Dissolution studies conducted for 4 weeks in SBF showed that the release of Ca, P, and Mg ions into the body fluid was not that significant and it further indicated the adhesiveness of the developed coating onto the metal substrate. The cell viability studies performed using MG-63 osteosarcoma cell lines confirmed the non-toxic behavior of the developed coating and make it suitable for application in orthopedic and dental implants. Corrosion studies showed that Mg-HA coated substrate has better corrosion resistance properties than the uncoated substrate.
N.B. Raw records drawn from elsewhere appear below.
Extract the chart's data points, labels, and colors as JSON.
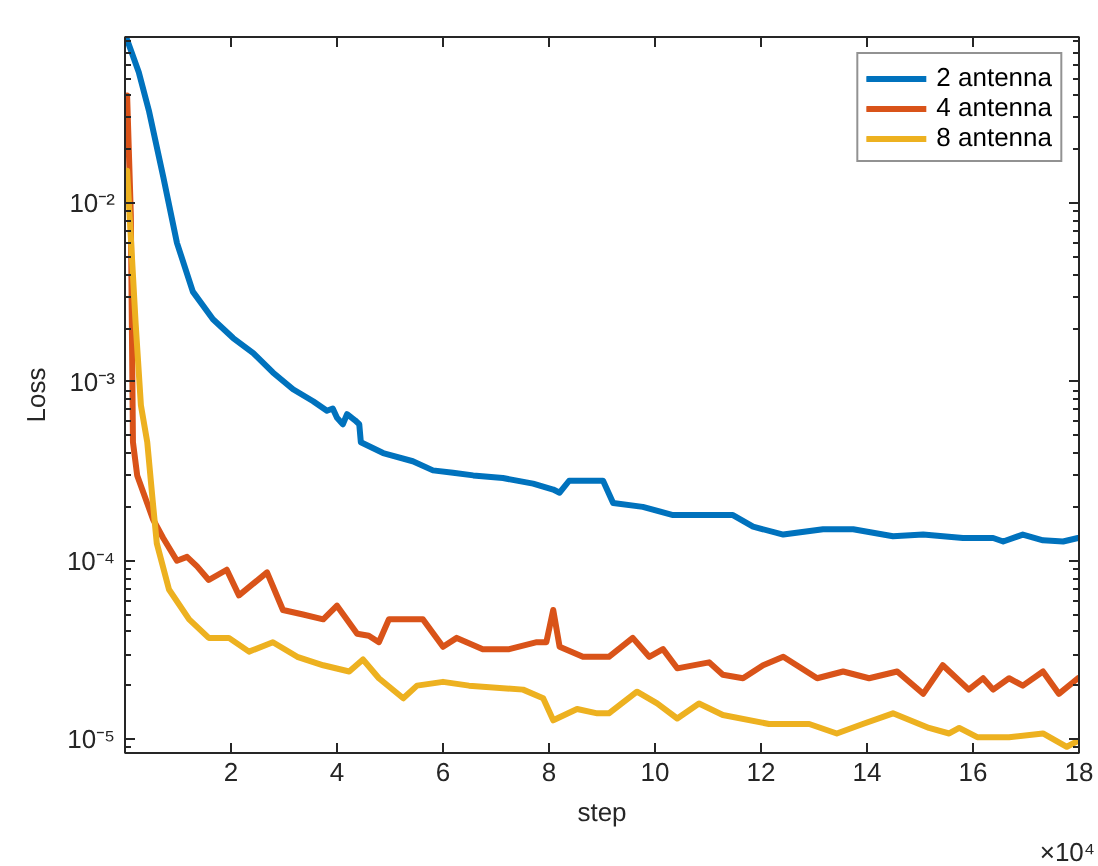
{
  "chart_data": {
    "type": "line",
    "xlabel": "step",
    "ylabel": "Loss",
    "log": "y",
    "grid": false,
    "legend": "top right",
    "line_style": "solid",
    "marker": "none",
    "xlim": [
      0,
      18
    ],
    "xticks": [
      2,
      4,
      6,
      8,
      10,
      12,
      14,
      16,
      18
    ],
    "ylim": [
      8.4e-06,
      0.085
    ],
    "yticks": [
      {
        "value": 1e-05,
        "label": "10⁻⁵"
      },
      {
        "value": 0.0001,
        "label": "10⁻⁴"
      },
      {
        "value": 0.001,
        "label": "10⁻³"
      },
      {
        "value": 0.01,
        "label": "10⁻²"
      }
    ],
    "annotations": [
      "×10⁴"
    ],
    "series": [
      {
        "name": "2 antenna",
        "color": "#0072bd",
        "x": [
          0.04,
          0.26,
          0.45,
          0.72,
          0.98,
          1.28,
          1.66,
          2.04,
          2.42,
          2.79,
          3.17,
          3.55,
          3.81,
          3.92,
          4.0,
          4.11,
          4.19,
          4.34,
          4.42,
          4.45,
          4.87,
          5.43,
          5.81,
          6.19,
          6.57,
          7.13,
          7.7,
          8.08,
          8.2,
          8.38,
          8.64,
          9.02,
          9.21,
          9.77,
          10.34,
          10.91,
          11.47,
          11.85,
          12.42,
          13.17,
          13.74,
          14.49,
          15.06,
          15.81,
          16.38,
          16.57,
          16.94,
          17.32,
          17.7,
          17.98
        ],
        "values": [
          0.082,
          0.054,
          0.033,
          0.0141,
          0.006,
          0.0032,
          0.00224,
          0.00176,
          0.00145,
          0.00113,
          0.00091,
          0.00078,
          0.00069,
          0.00071,
          0.00063,
          0.00058,
          0.00066,
          0.00061,
          0.00058,
          0.00046,
          0.0004,
          0.00036,
          0.00032,
          0.00031,
          0.0003,
          0.00029,
          0.00027,
          0.00025,
          0.00024,
          0.00028,
          0.00028,
          0.00028,
          0.00021,
          0.0002,
          0.00018,
          0.00018,
          0.00018,
          0.000155,
          0.00014,
          0.00015,
          0.00015,
          0.000137,
          0.00014,
          0.000134,
          0.000134,
          0.000128,
          0.00014,
          0.00013,
          0.000128,
          0.000134
        ]
      },
      {
        "name": "4 antenna",
        "color": "#d95319",
        "x": [
          0.04,
          0.11,
          0.15,
          0.23,
          0.53,
          0.72,
          0.98,
          1.17,
          1.36,
          1.58,
          1.92,
          2.15,
          2.68,
          2.98,
          3.36,
          3.74,
          4.0,
          4.38,
          4.6,
          4.79,
          4.98,
          5.62,
          6.0,
          6.26,
          6.75,
          7.25,
          7.77,
          7.95,
          8.08,
          8.2,
          8.64,
          9.13,
          9.58,
          9.89,
          10.15,
          10.42,
          11.02,
          11.28,
          11.66,
          12.04,
          12.42,
          13.06,
          13.55,
          14.04,
          14.57,
          15.06,
          15.43,
          15.92,
          16.19,
          16.38,
          16.68,
          16.94,
          17.32,
          17.62,
          17.98
        ],
        "values": [
          0.04,
          0.0086,
          0.00046,
          0.0003,
          0.00017,
          0.000134,
          0.0001,
          0.000105,
          9.3e-05,
          7.8e-05,
          8.9e-05,
          6.4e-05,
          8.6e-05,
          5.3e-05,
          5e-05,
          4.7e-05,
          5.6e-05,
          3.9e-05,
          3.8e-05,
          3.5e-05,
          4.7e-05,
          4.7e-05,
          3.3e-05,
          3.7e-05,
          3.2e-05,
          3.2e-05,
          3.5e-05,
          3.5e-05,
          5.3e-05,
          3.3e-05,
          2.9e-05,
          2.9e-05,
          3.7e-05,
          2.9e-05,
          3.2e-05,
          2.5e-05,
          2.7e-05,
          2.3e-05,
          2.2e-05,
          2.6e-05,
          2.9e-05,
          2.2e-05,
          2.4e-05,
          2.2e-05,
          2.4e-05,
          1.8e-05,
          2.6e-05,
          1.9e-05,
          2.2e-05,
          1.9e-05,
          2.2e-05,
          2e-05,
          2.4e-05,
          1.8e-05,
          2.2e-05
        ]
      },
      {
        "name": "8 antenna",
        "color": "#edb120",
        "x": [
          0.04,
          0.2,
          0.3,
          0.42,
          0.52,
          0.6,
          0.83,
          1.21,
          1.58,
          1.96,
          2.34,
          2.79,
          3.25,
          3.74,
          4.23,
          4.49,
          4.79,
          5.25,
          5.51,
          6.0,
          6.49,
          7.51,
          7.89,
          8.08,
          8.53,
          8.91,
          9.13,
          9.66,
          10.04,
          10.42,
          10.83,
          11.28,
          12.15,
          12.91,
          13.43,
          13.92,
          14.49,
          15.17,
          15.55,
          15.74,
          16.08,
          16.68,
          17.32,
          17.77,
          17.98
        ],
        "values": [
          0.0152,
          0.00214,
          0.00074,
          0.00046,
          0.00022,
          0.000125,
          6.9e-05,
          4.7e-05,
          3.7e-05,
          3.7e-05,
          3.1e-05,
          3.5e-05,
          2.9e-05,
          2.6e-05,
          2.4e-05,
          2.8e-05,
          2.2e-05,
          1.7e-05,
          2e-05,
          2.1e-05,
          2e-05,
          1.9e-05,
          1.7e-05,
          1.28e-05,
          1.48e-05,
          1.4e-05,
          1.4e-05,
          1.85e-05,
          1.59e-05,
          1.31e-05,
          1.59e-05,
          1.37e-05,
          1.22e-05,
          1.22e-05,
          1.08e-05,
          1.22e-05,
          1.4e-05,
          1.16e-05,
          1.08e-05,
          1.16e-05,
          1.03e-05,
          1.03e-05,
          1.08e-05,
          9.1e-06,
          9.8e-06
        ]
      }
    ]
  }
}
These results suggest the use of Mg-HA coatings developed on Ti6Al4V for biocompatible applications. A specific application such as the combination of bone marrow mesenchymal stem cells with substituted HA [45,46] for promoting the osseointegration process and for reducing the bone healing period can be studied further. Initial studies reported that using Mg-HA combined with stem cells yields good results [47]. Such composite coatings can also be applied to abutments and double conical connections, but further investigations on the effect of mechanical loading and torque required to loosen the screws must be carried out in a detailed manner. Implant stability also must be studied using some non-invasive techniques such as periotest, resonance frequency analysis, and implant insertion torque measurement [48] before suggesting it for clinical applications.